CLL - Fernando Pessoa continua sendo atual?

J.T - É assim com a verdadeira arte, transcende barreiras, vence os tempos. Fernando Pessoa continua sendo atual e continuará sendo sempre, porque, a par da inovação estética que reformulou o código poético português, Pessoa, na busca de si mesmo e na busca de uma razão maior para a vida e da verdade absoluta, terminou revelando a alma humana, seja no mestre Caeiro, este " argonauta que traz ao universo um outro universo" ,no que tem de inocente e na forma como discute a felicidade ( no aprender o desaprender do pensar que lhe foi ensinado) na simplicidade absoluta da natureza, que existe sem pensar.

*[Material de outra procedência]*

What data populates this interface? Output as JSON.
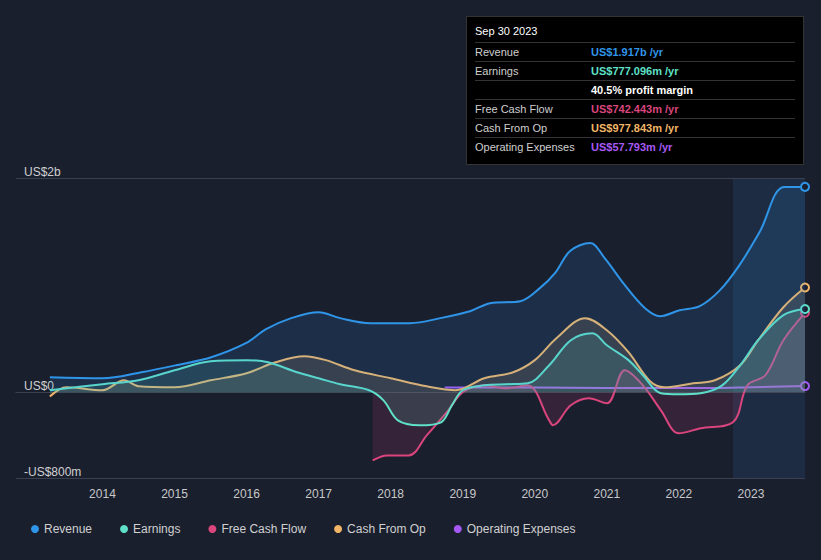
{
  "chart_data": {
    "type": "line",
    "xlim": [
      2012.8,
      2023.75
    ],
    "xticks": [
      2014,
      2015,
      2016,
      2017,
      2018,
      2019,
      2020,
      2021,
      2022,
      2023
    ],
    "ylim": [
      -800,
      2000
    ],
    "yticks": [
      {
        "value": -800,
        "label": "-US$800m"
      },
      {
        "value": 0,
        "label": "US$0"
      },
      {
        "value": 2000,
        "label": "US$2b"
      }
    ],
    "grid": true,
    "legend": "bottom-left",
    "shaded_range": [
      2022.75,
      2023.75
    ],
    "series": [
      {
        "name": "Revenue",
        "color": "#2f95e8",
        "x": [
          2013.27,
          2014.0,
          2014.54,
          2015.02,
          2015.51,
          2015.99,
          2016.27,
          2016.62,
          2017.0,
          2017.3,
          2017.72,
          2018.27,
          2018.69,
          2019.1,
          2019.38,
          2019.8,
          2020.07,
          2020.28,
          2020.49,
          2020.77,
          2020.97,
          2021.25,
          2021.53,
          2021.74,
          2022.01,
          2022.29,
          2022.57,
          2022.84,
          2023.12,
          2023.46,
          2023.75
        ],
        "values": [
          140,
          131,
          187,
          252,
          327,
          458,
          589,
          692,
          748,
          692,
          645,
          645,
          692,
          757,
          832,
          850,
          972,
          1112,
          1318,
          1393,
          1252,
          1000,
          785,
          710,
          766,
          804,
          953,
          1187,
          1495,
          1916,
          1917
        ]
      },
      {
        "name": "Earnings",
        "color": "#5fe0c8",
        "x": [
          2013.27,
          2014.0,
          2014.5,
          2015.0,
          2015.5,
          2016.0,
          2016.3,
          2016.7,
          2017.0,
          2017.3,
          2017.7,
          2017.9,
          2018.1,
          2018.4,
          2018.7,
          2018.85,
          2019.0,
          2019.3,
          2019.6,
          2019.9,
          2020.2,
          2020.5,
          2020.8,
          2021.0,
          2021.3,
          2021.5,
          2021.75,
          2022.0,
          2022.3,
          2022.6,
          2022.85,
          2023.1,
          2023.45,
          2023.75
        ],
        "values": [
          20,
          75,
          112,
          205,
          290,
          300,
          280,
          187,
          131,
          75,
          19,
          -75,
          -262,
          -308,
          -280,
          -121,
          19,
          65,
          75,
          84,
          252,
          486,
          551,
          439,
          300,
          159,
          -9,
          -19,
          -9,
          65,
          252,
          486,
          720,
          777
        ]
      },
      {
        "name": "Free Cash Flow",
        "color": "#d9457c",
        "x": [
          2017.75,
          2017.95,
          2018.25,
          2018.5,
          2018.8,
          2019.0,
          2019.3,
          2019.6,
          2019.9,
          2020.2,
          2020.25,
          2020.5,
          2020.75,
          2021.0,
          2021.25,
          2021.5,
          2021.75,
          2022.0,
          2022.3,
          2022.75,
          2022.95,
          2023.2,
          2023.45,
          2023.75
        ],
        "values": [
          -636,
          -589,
          -589,
          -402,
          -168,
          0,
          65,
          37,
          65,
          -262,
          -308,
          -121,
          -56,
          -103,
          205,
          65,
          -168,
          -383,
          -336,
          -280,
          65,
          159,
          486,
          742
        ]
      },
      {
        "name": "Cash From Op",
        "color": "#f0b567",
        "x": [
          2013.27,
          2013.5,
          2014.0,
          2014.3,
          2014.5,
          2015.0,
          2015.5,
          2016.0,
          2016.4,
          2016.8,
          2017.1,
          2017.5,
          2018.0,
          2018.5,
          2018.9,
          2019.3,
          2019.7,
          2020.0,
          2020.3,
          2020.7,
          2021.0,
          2021.3,
          2021.6,
          2021.8,
          2022.2,
          2022.5,
          2022.85,
          2023.1,
          2023.45,
          2023.75
        ],
        "values": [
          -40,
          47,
          19,
          112,
          56,
          47,
          112,
          178,
          280,
          336,
          300,
          205,
          131,
          56,
          19,
          131,
          187,
          300,
          505,
          692,
          579,
          374,
          103,
          47,
          84,
          112,
          252,
          486,
          794,
          978
        ]
      },
      {
        "name": "Operating Expenses",
        "color": "#a658f5",
        "x": [
          2018.75,
          2019.5,
          2020.5,
          2021.5,
          2022.5,
          2023.0,
          2023.75
        ],
        "values": [
          45,
          45,
          42,
          40,
          40,
          48,
          58
        ]
      }
    ],
    "annotation": {
      "title": "Sep 30 2023",
      "rows": [
        {
          "label": "Revenue",
          "value": "US$1.917b /yr",
          "color": "#2f95e8"
        },
        {
          "label": "Earnings",
          "value": "US$777.096m /yr",
          "color": "#5fe0c8"
        },
        {
          "value": "40.5% profit margin"
        },
        {
          "label": "Free Cash Flow",
          "value": "US$742.443m /yr",
          "color": "#d9457c"
        },
        {
          "label": "Cash From Op",
          "value": "US$977.843m /yr",
          "color": "#f0b567"
        },
        {
          "label": "Operating Expenses",
          "value": "US$57.793m /yr",
          "color": "#a658f5"
        }
      ]
    }
  }
}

Como não chorar lendo a Ode N° 8, em que o Menino Jesus  vem à terra?, seja através do falso equilíbrio de Reis, seja no total desequilíbrio de Campos, que quer sentir tudo de todas as maneiras.
Interessante colocar aqui que Fernando Pessoa, apesar dos 125 anos, não esgotou. Deixou uma arca com mais de 24.000  papéis escritos, uns datilografados, outros não, uns atribuídos aos heterônimos, outros não, a descoberta de mais de cem personalidades literárias...e nem tudo foi ainda estudado e nem tudo foi ainda revelado ao grande público.

CLL - Quais seriam os exemplos do poder da poesia de Fernando Pessoa? Ela tem forte influência na literatura e cultura brasileira?

J.T. -  Fernando Pessoa revolucionou a poesia e a literatura de um país pacato e provinciano como Portugal.  Depois dele, a poesia jamais foi a mesma. No Brasil, os diálogos com Pessoa são intermináveis, comecemos pelo nosso poeta maior- Drummond- que explica a teoria do fingimento ao modo brasileiro em A Rosa do Povo, até o carregar o mundo, nos ombros, como o poeta brasileiro, ou nos sonhos, como o poeta luso. A própria narrativa brasileira dialoga com Pessoa, tomemos, como exemplo, já que estamos falando dos grandes, aquela que para mim é a grande escritora brasileira do século XX, Clarice Lispector. Todo o sensacionismo pessoano tem eco na obra de Clarice, no próprio estar no mundo de Clarice.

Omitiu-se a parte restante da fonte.